Длинные ледяные пальцы Тэтчера пробегают по его коллекции взад-вперед:
— Я спрашиваю, потому что твои руки жизненно важны для твоей работы. Я, как никто другой, знаю, насколько важны руки для искусства расчленения, поэтому я соотношу их с тобой, доктор Дискил.
Я скрежещу зубами, наблюдая, как доктор рассматривает все сложные лезвия на своем столе. Его кадык покачивается.
— Так и не разучился играть со своей едой перед трапезой, а, Тэтч? — говорит Рук, осматривая кабинет.
Тэтчер только ухмыляется, продолжая задавать вопросы. Залезть в голову — половина удовольствия для него. Ему нравится не только заставлять их истекать кровью снаружи, он жаждет страха внутри.
— Мой отец дал мне вот это, — говорит он, поднимая один из ножей, — Ты ведь знаешь моего отца, не так ли?
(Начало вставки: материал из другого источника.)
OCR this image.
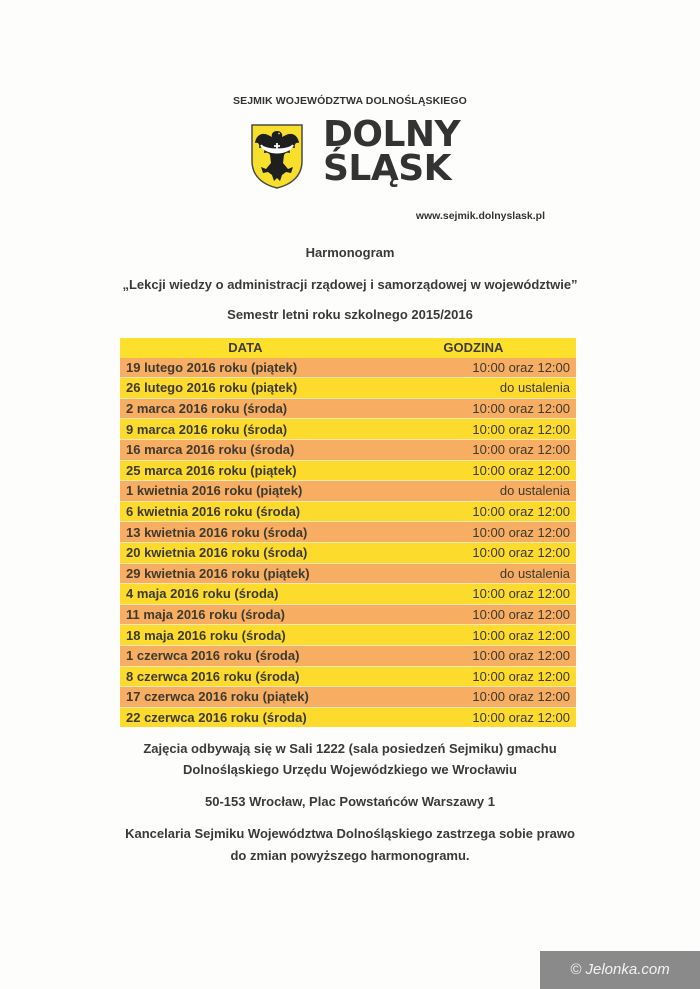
SEJMIK WOJEWÓDZTWA DOLNOŚLĄSKIEGO
DOLNY
ŚLĄSK
www.sejmik.dolnyslask.pl
Harmonogram
„Lekcji wiedzy o administracji rządowej i samorządowej w województwie”
Semestr letni roku szkolnego 2015/2016
DATA	GODZINA
19 lutego 2016 roku (piątek)	10:00 oraz 12:00
26 lutego 2016 roku (piątek)	do ustalenia
2 marca 2016 roku (środa)	10:00 oraz 12:00
9 marca 2016 roku (środa)	10:00 oraz 12:00
16 marca 2016 roku (środa)	10:00 oraz 12:00
25 marca 2016 roku (piątek)	10:00 oraz 12:00
1 kwietnia 2016 roku (piątek)	do ustalenia
6 kwietnia 2016 roku (środa)	10:00 oraz 12:00
13 kwietnia 2016 roku (środa)	10:00 oraz 12:00
20 kwietnia 2016 roku (środa)	10:00 oraz 12:00
29 kwietnia 2016 roku (piątek)	do ustalenia
4 maja 2016 roku (środa)	10:00 oraz 12:00
11 maja 2016 roku (środa)	10:00 oraz 12:00
18 maja 2016 roku (środa)	10:00 oraz 12:00
1 czerwca 2016 roku (środa)	10:00 oraz 12:00
8 czerwca 2016 roku (środa)	10:00 oraz 12:00
17 czerwca 2016 roku (piątek)	10:00 oraz 12:00
22 czerwca 2016 roku (środa)	10:00 oraz 12:00
Zajęcia odbywają się w Sali 1222 (sala posiedzeń Sejmiku) gmachu
Dolnośląskiego Urzędu Wojewódzkiego we Wrocławiu
50-153 Wrocław, Plac Powstańców Warszawy 1
Kancelaria Sejmiku Województwa Dolnośląskiego zastrzega sobie prawo
do zmian powyższego harmonogramu.
© Jelonka.com
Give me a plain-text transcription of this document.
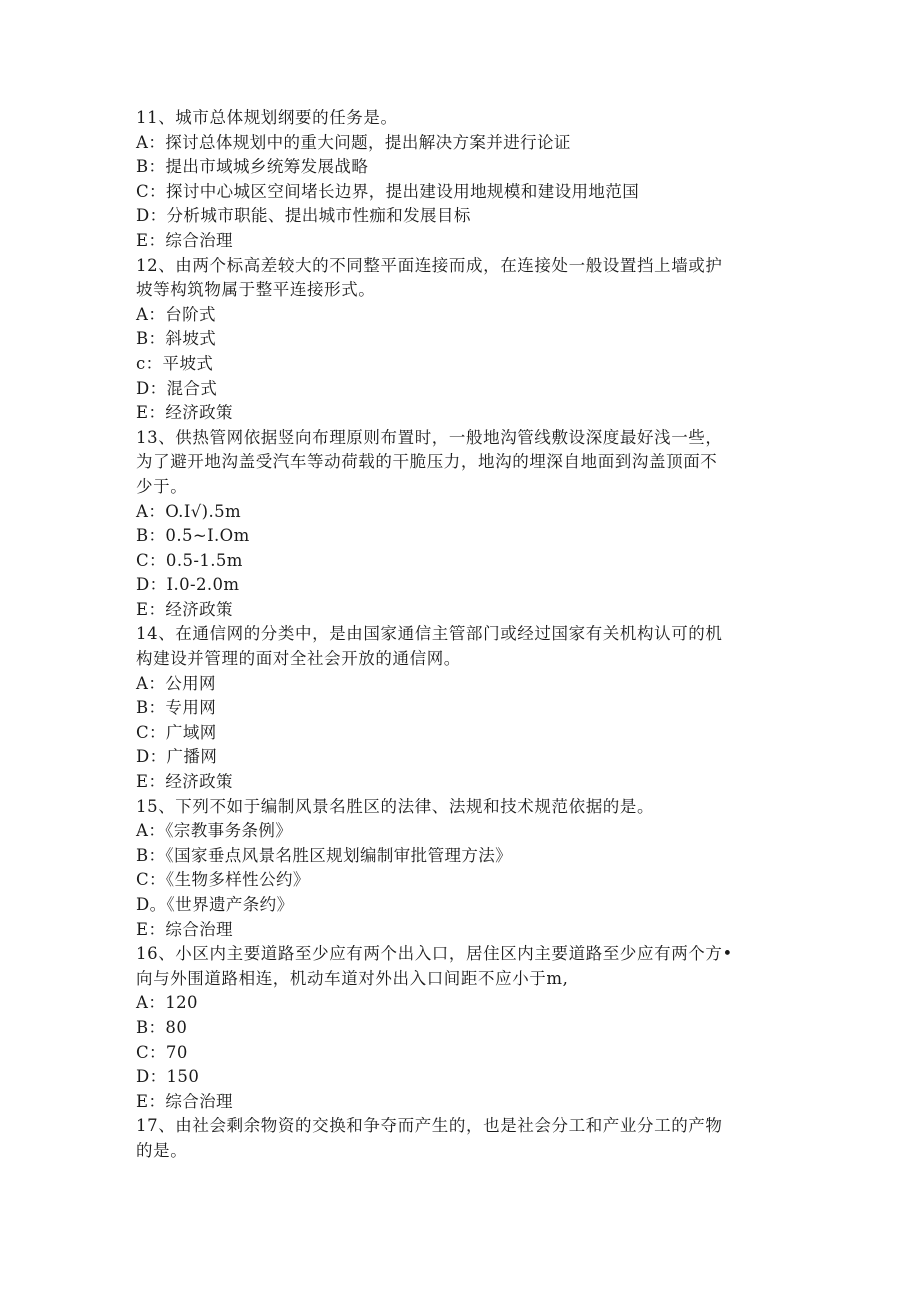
11、城市总体规划纲要的任务是。
A：探讨总体规划中的重大问题，提出解决方案并进行论证
B：提出市域城乡统筹发展战略
C：探讨中心城区空间堵长边界，提出建设用地规模和建设用地范国
D：分析城市职能、提出城市性痂和发展目标
E：综合治理
12、由两个标高差较大的不同整平面连接而成，在连接处一般设置挡上墙或护
坡等构筑物属于整平连接形式。
A：台阶式
B：斜坡式
c：平坡式
D：混合式
E：经济政策
13、供热管网依据竖向布理原则布置时，一般地沟管线敷设深度最好浅一些，
为了避开地沟盖受汽车等动荷载的干脆压力，地沟的埋深自地面到沟盖顶面不
少于。
A：O.I√).5m
B：0.5~I.Om
C：0.5-1.5m
D：I.0-2.0m
E：经济政策
14、在通信网的分类中，是由国家通信主管部门或经过国家有关机构认可的机
构建设并管理的面对全社会开放的通信网。
A：公用网
B：专用网
C：广域网
D：广播网
E：经济政策
15、下列不如于编制风景名胜区的法律、法规和技术规范依据的是。
A：《宗教事务条例》
B：《国家垂点风景名胜区规划编制审批管理方法》
C：《生物多样性公约》
D。《世界遗产条约》
E：综合治理
16、小区内主要道路至少应有两个出入口，居住区内主要道路至少应有两个方•
向与外围道路相连，机动车道对外出入口间距不应小于m,
A：120
B：80
C：70
D：150
E：综合治理
17、由社会剩余物资的交换和争夺而产生的，也是社会分工和产业分工的产物
的是。
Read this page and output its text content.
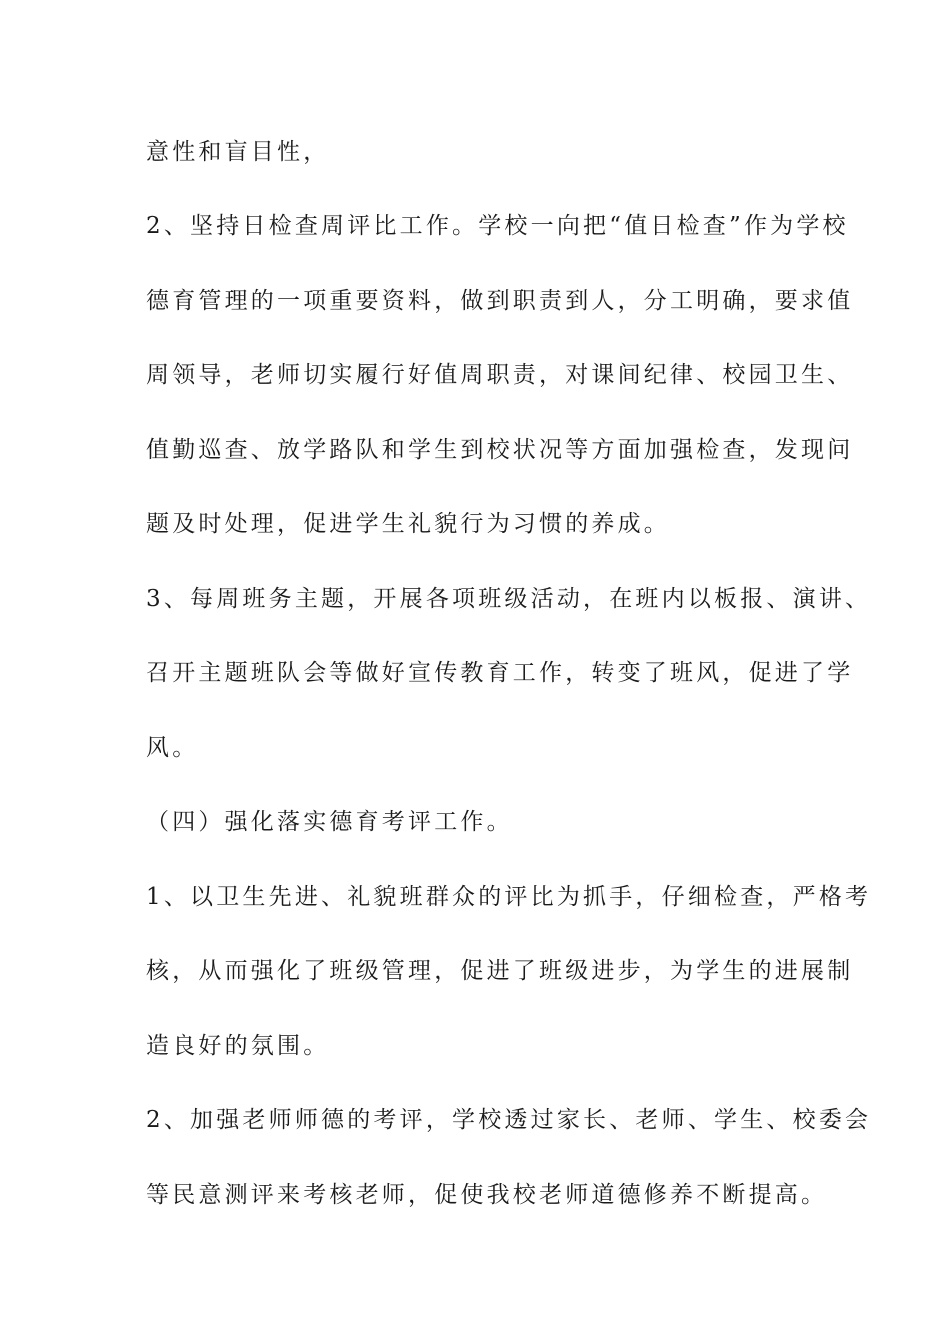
意性和盲目性，
2、坚持日检查周评比工作。学校一向把“值日检查”作为学校
德育管理的一项重要资料，做到职责到人，分工明确，要求值
周领导，老师切实履行好值周职责，对课间纪律、校园卫生、
值勤巡查、放学路队和学生到校状况等方面加强检查，发现问
题及时处理，促进学生礼貌行为习惯的养成。
3、每周班务主题，开展各项班级活动，在班内以板报、演讲、
召开主题班队会等做好宣传教育工作，转变了班风，促进了学
风。
（四）强化落实德育考评工作。
1、以卫生先进、礼貌班群众的评比为抓手，仔细检查，严格考
核，从而强化了班级管理，促进了班级进步，为学生的进展制
造良好的氛围。
2、加强老师师德的考评，学校透过家长、老师、学生、校委会
等民意测评来考核老师，促使我校老师道德修养不断提高。
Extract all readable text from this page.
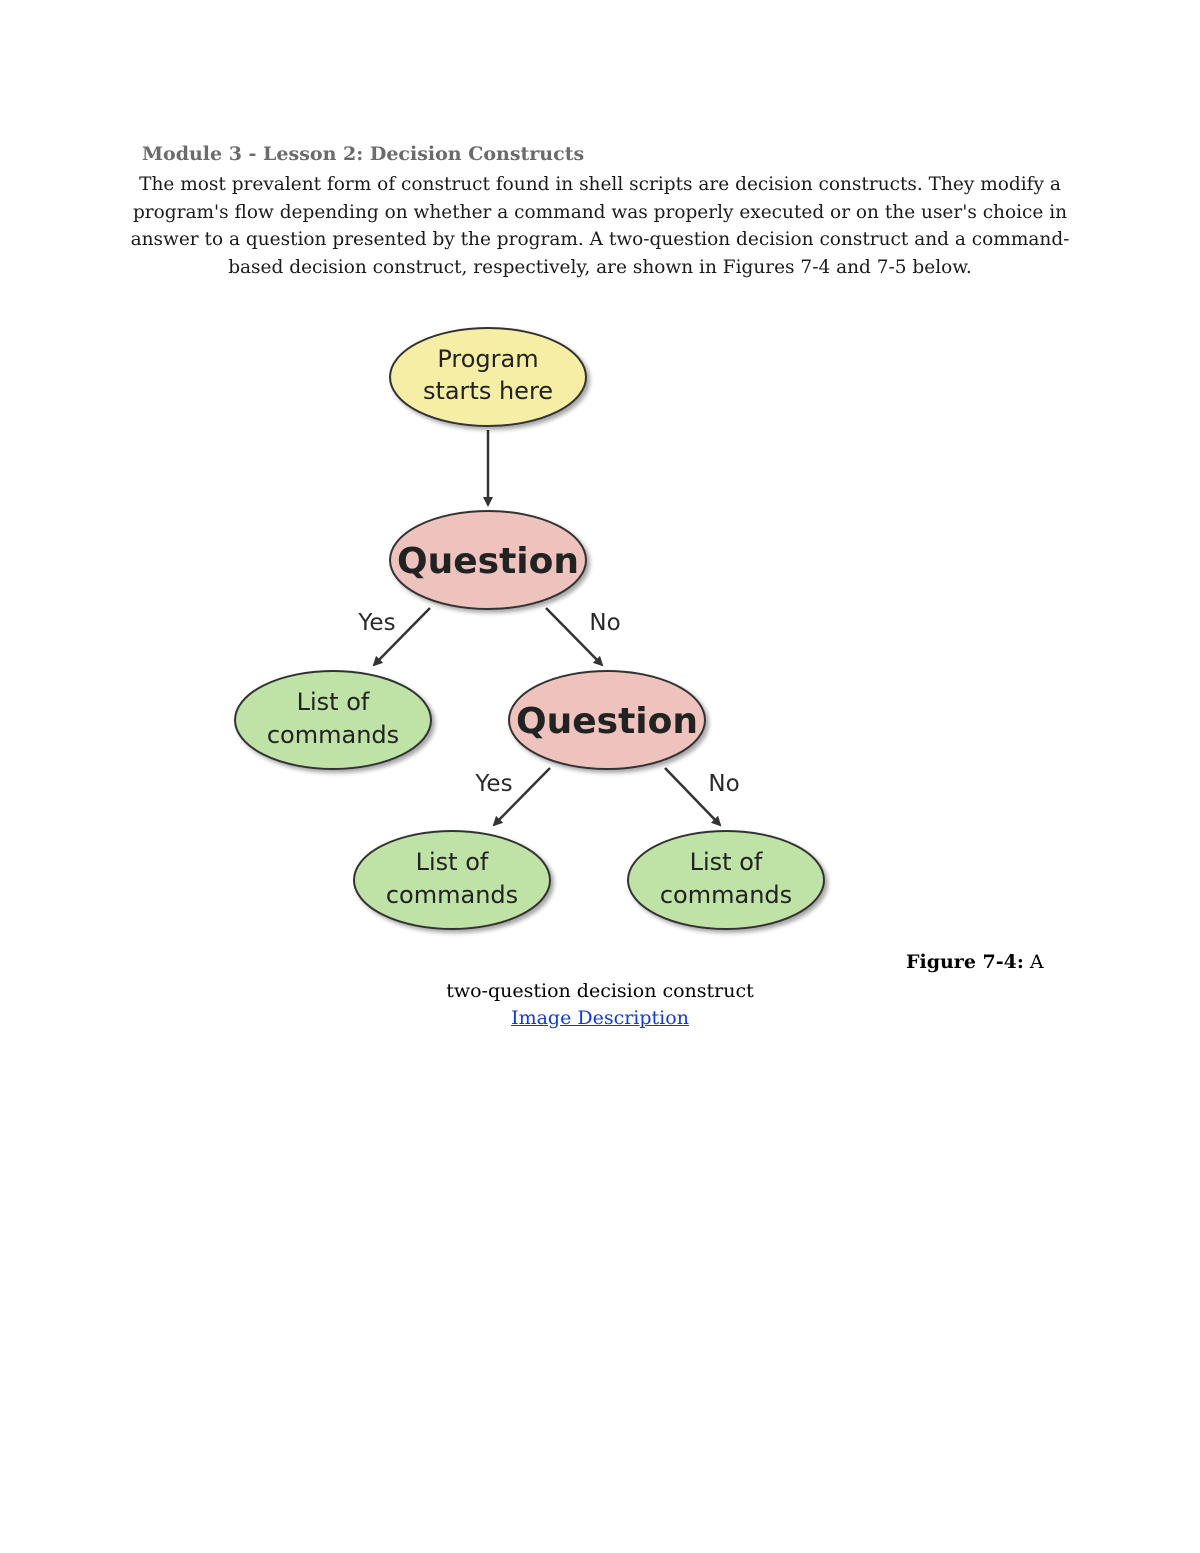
Module 3 - Lesson 2: Decision Constructs

The most prevalent form of construct found in shell scripts are decision constructs. They modify a program's flow depending on whether a command was properly executed or on the user's choice in answer to a question presented by the program. A two-question decision construct and a command-based decision construct, respectively, are shown in Figures 7-4 and 7-5 below.

Yes	No
Yes	No
Program
starts here
Question
List of
commands	Question
List of
commands
List of
commands
Figure 7-4: A
two-question decision construct
Image Description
Вопрос заставляет доктора содрогнуться,
— Да, предполагаю, что знаю.
— Видишь ли, с помощью этого ножа я мог бы использовать этот маленький крючок и вонзить его в плоть твоей спины, прежде чем содрать кожу. Я как раз искал новую пару кожаных сапог.
— Я ничего не знаю! Это бессмысленно! — продолжает Говард, его голос дрожит при мысли о том, что Тэтч сделает из него пару обуви.
Покончив с поддразниванием, он хватает более толстое и длинное лезвие, на мгновение ощущая его вес в руке, прежде чем схватить доктора за запястье, чтобы удержать его неподвижно. С точностью и почти изяществом Тэтч рассекает первую костяшку мизинца. Кусок придатка беспомощно падает на землю.
Белая кость быстро покрывается фонтаном крови, бьющей из того, что осталось от его маленького пальца. Нечеловеческий крик вырывается у него, когда он смотрит вниз на свою руку, ужасаясь тому, на что мы готовы пойти.
— Ты думаешь, то, что он сделал, больно? Несколько ударов в живот и разбитая губа? Я покажу тебе боль, доктор Дискил. Сильную боль. Пока последние слова, которые ты выкрикнешь из своего мерзкого рта, не будут: «Пожалуйста, просто убей меня». Итак, я предлагаю тебе ответить на наш вопрос, пока у меня не осталось ничего, что можно было бы разрезать.
На мгновение фасад самого богатого, будущего политика Пондероза Спрингс трескается. Существо, скрывающееся под ним, выходит поиграть.